Low-energy physics for an iron phthalocyanine molecule on Au(111)

TL;DR

This paper investigates the electronic properties of an iron phthalocyanine molecule on Au(111), demonstrating a transition from a three-orbital to a two-orbital model due to spin-orbit coupling effects, which supports simplified modeling approaches.

Contribution

It introduces a slave-boson mean-field approach to justify the reduction from a 3-band to a 2-band model based on spin-orbit coupling effects.

Findings

Abrupt transition from 3-band to 2-band regime at specific SOC splitting

Justification of 2-band model for the system

Transition occurs at about one-third of atomic SOC for Fe

Abstract

The system of an iron phthalocyanine molecule on the Au(111) surface, has been studied recently due to its peculiar properties.
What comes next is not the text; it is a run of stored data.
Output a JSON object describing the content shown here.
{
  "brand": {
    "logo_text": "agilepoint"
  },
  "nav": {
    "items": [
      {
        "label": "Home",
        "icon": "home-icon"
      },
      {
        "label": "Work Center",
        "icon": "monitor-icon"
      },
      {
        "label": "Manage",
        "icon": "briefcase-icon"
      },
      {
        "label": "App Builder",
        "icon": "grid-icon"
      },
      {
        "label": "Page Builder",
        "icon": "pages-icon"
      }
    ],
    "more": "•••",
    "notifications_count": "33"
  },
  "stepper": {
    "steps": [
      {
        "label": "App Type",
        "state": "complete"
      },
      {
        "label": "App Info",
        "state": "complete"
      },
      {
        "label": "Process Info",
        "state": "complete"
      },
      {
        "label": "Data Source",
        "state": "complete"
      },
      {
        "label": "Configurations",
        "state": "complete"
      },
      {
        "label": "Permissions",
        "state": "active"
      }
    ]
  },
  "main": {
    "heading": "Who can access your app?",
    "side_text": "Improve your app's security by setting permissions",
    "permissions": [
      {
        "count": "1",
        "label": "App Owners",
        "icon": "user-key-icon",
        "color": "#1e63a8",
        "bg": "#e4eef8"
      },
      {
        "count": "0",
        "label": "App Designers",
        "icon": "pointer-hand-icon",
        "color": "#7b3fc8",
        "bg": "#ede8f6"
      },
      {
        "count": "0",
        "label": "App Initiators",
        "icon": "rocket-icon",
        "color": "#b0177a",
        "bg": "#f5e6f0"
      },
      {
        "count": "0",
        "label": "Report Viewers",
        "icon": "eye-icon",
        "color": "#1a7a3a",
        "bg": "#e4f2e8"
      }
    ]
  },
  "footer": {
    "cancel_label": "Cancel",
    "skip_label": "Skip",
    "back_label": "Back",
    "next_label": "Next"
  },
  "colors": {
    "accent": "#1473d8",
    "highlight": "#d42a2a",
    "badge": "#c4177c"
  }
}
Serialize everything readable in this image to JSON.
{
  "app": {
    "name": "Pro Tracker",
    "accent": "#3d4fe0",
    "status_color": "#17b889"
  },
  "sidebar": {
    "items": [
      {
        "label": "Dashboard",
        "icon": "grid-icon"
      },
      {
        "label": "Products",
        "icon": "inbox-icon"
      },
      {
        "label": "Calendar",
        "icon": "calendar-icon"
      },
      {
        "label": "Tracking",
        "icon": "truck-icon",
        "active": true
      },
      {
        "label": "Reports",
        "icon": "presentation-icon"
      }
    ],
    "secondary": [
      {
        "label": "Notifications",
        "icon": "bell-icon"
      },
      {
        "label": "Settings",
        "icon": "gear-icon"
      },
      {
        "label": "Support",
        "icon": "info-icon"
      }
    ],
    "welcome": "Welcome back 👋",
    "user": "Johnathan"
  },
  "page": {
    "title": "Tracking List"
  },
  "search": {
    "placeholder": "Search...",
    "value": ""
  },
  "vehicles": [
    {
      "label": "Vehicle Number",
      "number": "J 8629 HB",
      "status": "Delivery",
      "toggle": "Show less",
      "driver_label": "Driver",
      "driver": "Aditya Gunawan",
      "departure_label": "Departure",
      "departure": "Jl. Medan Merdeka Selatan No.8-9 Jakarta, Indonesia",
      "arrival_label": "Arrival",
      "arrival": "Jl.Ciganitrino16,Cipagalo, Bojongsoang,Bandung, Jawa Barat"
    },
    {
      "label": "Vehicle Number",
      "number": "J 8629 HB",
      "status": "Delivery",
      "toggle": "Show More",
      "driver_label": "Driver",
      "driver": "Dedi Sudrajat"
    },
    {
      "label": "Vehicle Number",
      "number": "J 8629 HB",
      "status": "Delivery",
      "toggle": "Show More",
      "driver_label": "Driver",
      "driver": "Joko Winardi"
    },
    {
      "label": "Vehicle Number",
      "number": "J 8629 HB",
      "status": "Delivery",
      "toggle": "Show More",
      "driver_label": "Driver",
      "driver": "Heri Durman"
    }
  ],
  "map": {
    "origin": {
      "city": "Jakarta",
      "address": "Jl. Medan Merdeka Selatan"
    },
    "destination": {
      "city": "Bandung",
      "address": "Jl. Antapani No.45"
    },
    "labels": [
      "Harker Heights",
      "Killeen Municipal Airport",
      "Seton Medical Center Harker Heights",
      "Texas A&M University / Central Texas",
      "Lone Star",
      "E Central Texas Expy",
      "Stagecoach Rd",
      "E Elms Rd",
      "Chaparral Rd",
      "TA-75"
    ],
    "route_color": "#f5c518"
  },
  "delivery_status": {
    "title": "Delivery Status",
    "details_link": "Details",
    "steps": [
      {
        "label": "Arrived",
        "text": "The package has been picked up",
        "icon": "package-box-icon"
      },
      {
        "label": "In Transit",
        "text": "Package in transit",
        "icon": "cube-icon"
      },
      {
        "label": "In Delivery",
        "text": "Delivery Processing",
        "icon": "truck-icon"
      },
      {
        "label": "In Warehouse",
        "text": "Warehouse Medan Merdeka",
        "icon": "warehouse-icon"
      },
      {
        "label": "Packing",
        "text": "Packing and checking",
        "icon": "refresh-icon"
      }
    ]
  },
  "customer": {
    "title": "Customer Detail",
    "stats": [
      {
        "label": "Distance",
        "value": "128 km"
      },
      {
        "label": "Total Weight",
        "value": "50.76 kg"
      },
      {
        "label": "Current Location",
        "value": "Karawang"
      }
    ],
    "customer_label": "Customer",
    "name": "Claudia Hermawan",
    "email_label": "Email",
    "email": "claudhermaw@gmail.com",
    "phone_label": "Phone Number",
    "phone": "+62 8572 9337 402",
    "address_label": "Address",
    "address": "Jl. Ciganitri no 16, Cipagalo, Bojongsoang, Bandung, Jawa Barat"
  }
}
In particular, several surprising results of scanning tunneling spectroscopy changing the position of the molecule and applying magnetic field can be explained by the {\it non-Landau} Fermi liquid state of a 2-channel spin-1 Kondo model with anisotropy. The localized orbitals near the Fermi level are three, one of symmetry $z^2$ and two (nearly) degenerate $\pi$ orbitals of symmetry $xz$ and $yz$. Previous studies using the numerical renormalization group neglected one of these orbitals to render the problem tractable. Here we investigate, using a slave-boson mean-field approximation, if the splitting $S$ between $\pi$ orbitals caused by spin-orbit coupling (SOC) justifies this approximation. We obtain an abrupt transition from a 3-band regime to a 2-band one at a value of $S$ which is about 1/3 of the atomic SOC for Fe, justifying the 2-band model for the system.